We hold a different view at The Philanthropy Roundtable. We hold that the repeal of the estate tax may affect the form and timing of charitable giving. But it is not likely to affect the magnitude of overall philanthropy.
The remarkable tradition of American philanthropy long antedates the establishment of the federal estate tax in 1916. Stanford University, the Chicago Symphony Orchestra, St. Patrick’s Cathedral, and the American Red Cross are just some of the thousands of institutions that owe their origins to private philanthropy in the days before tax incentives for charitable giving.
For the last several decades, despite a variety of tax policies, overall charitable giving has remained fairly constant at about 2 percent of national income. This strongly suggests that charitable giving is best increased not by any specific tax incentive but rather by boosting economic growth.

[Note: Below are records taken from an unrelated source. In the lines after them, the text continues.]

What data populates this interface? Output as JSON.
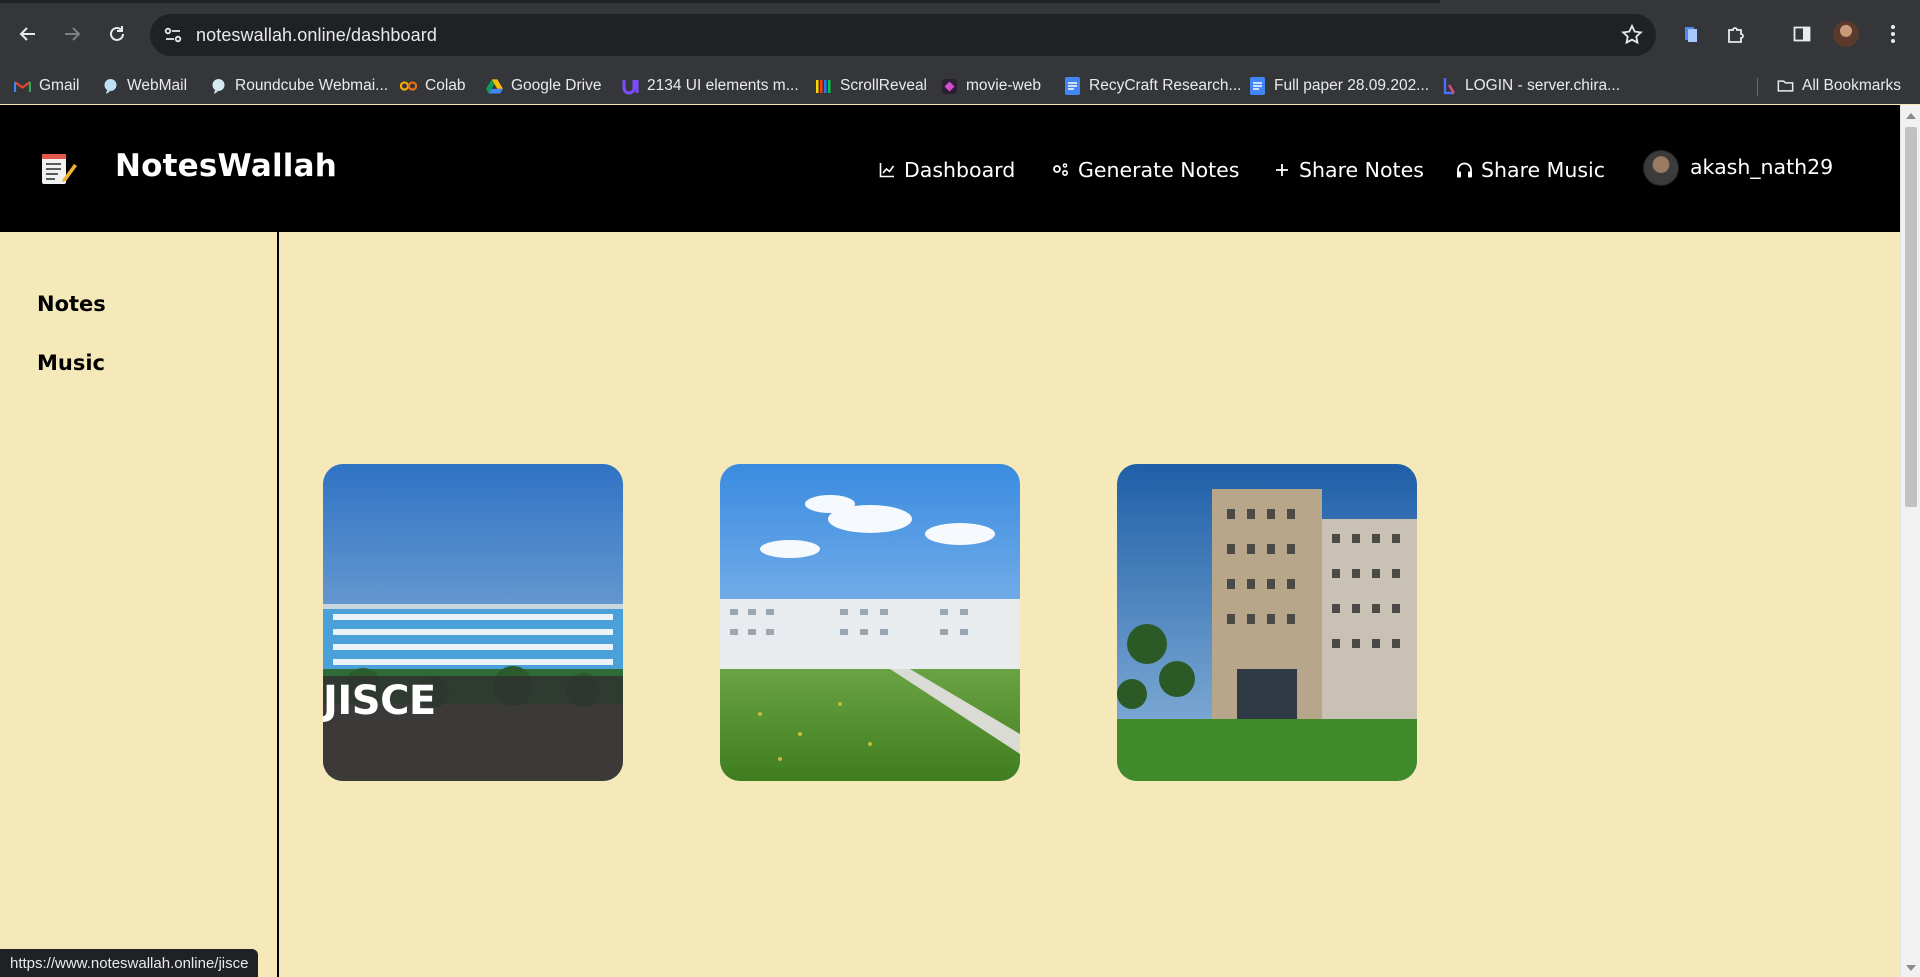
{
  "browser": {
    "url": "noteswallah.online/dashboard",
    "bookmarks": [
      {
        "label": "Gmail",
        "icon": "gmail-icon"
      },
      {
        "label": "WebMail",
        "icon": "webmail-icon"
      },
      {
        "label": "Roundcube Webmai...",
        "icon": "roundcube-icon"
      },
      {
        "label": "Colab",
        "icon": "colab-icon"
      },
      {
        "label": "Google Drive",
        "icon": "google-drive-icon"
      },
      {
        "label": "2134 UI elements m...",
        "icon": "uiverse-icon"
      },
      {
        "label": "ScrollReveal",
        "icon": "scrollreveal-icon"
      },
      {
        "label": "movie-web",
        "icon": "movie-web-icon"
      },
      {
        "label": "RecyCraft Research...",
        "icon": "google-docs-icon"
      },
      {
        "label": "Full paper 28.09.202...",
        "icon": "google-docs-icon"
      },
      {
        "label": "LOGIN - server.chira...",
        "icon": "login-site-icon"
      }
    ],
    "all_bookmarks_label": "All Bookmarks",
    "status_url": "https://www.noteswallah.online/jisce"
  },
  "header": {
    "brand": "NotesWallah",
    "nav": {
      "dashboard": "Dashboard",
      "generate_notes": "Generate Notes",
      "share_notes": "Share Notes",
      "share_music": "Share Music"
    },
    "username": "akash_nath29"
  },
  "sidebar": {
    "items": [
      {
        "label": "Notes"
      },
      {
        "label": "Music"
      }
    ]
  },
  "cards": [
    {
      "title": "JISCE"
    },
    {
      "title": ""
    },
    {
      "title": ""
    }
  ],
  "colors": {
    "page_background": "#f5e8b9",
    "header_background": "#000000",
    "browser_chrome": "#35363a"
  }
}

Gift and estate taxes do create an incentive for giving on one’s deathbed, so with the repeal of death taxes it is possible that the 7.5 percent of charitable giving represented by bequests might decline. Repeal might also reduce the use of instruments such as charitable lead trusts, charitable remainder trusts, and charitable gift annuities which offer tax advantages in transferring assets to younger generations.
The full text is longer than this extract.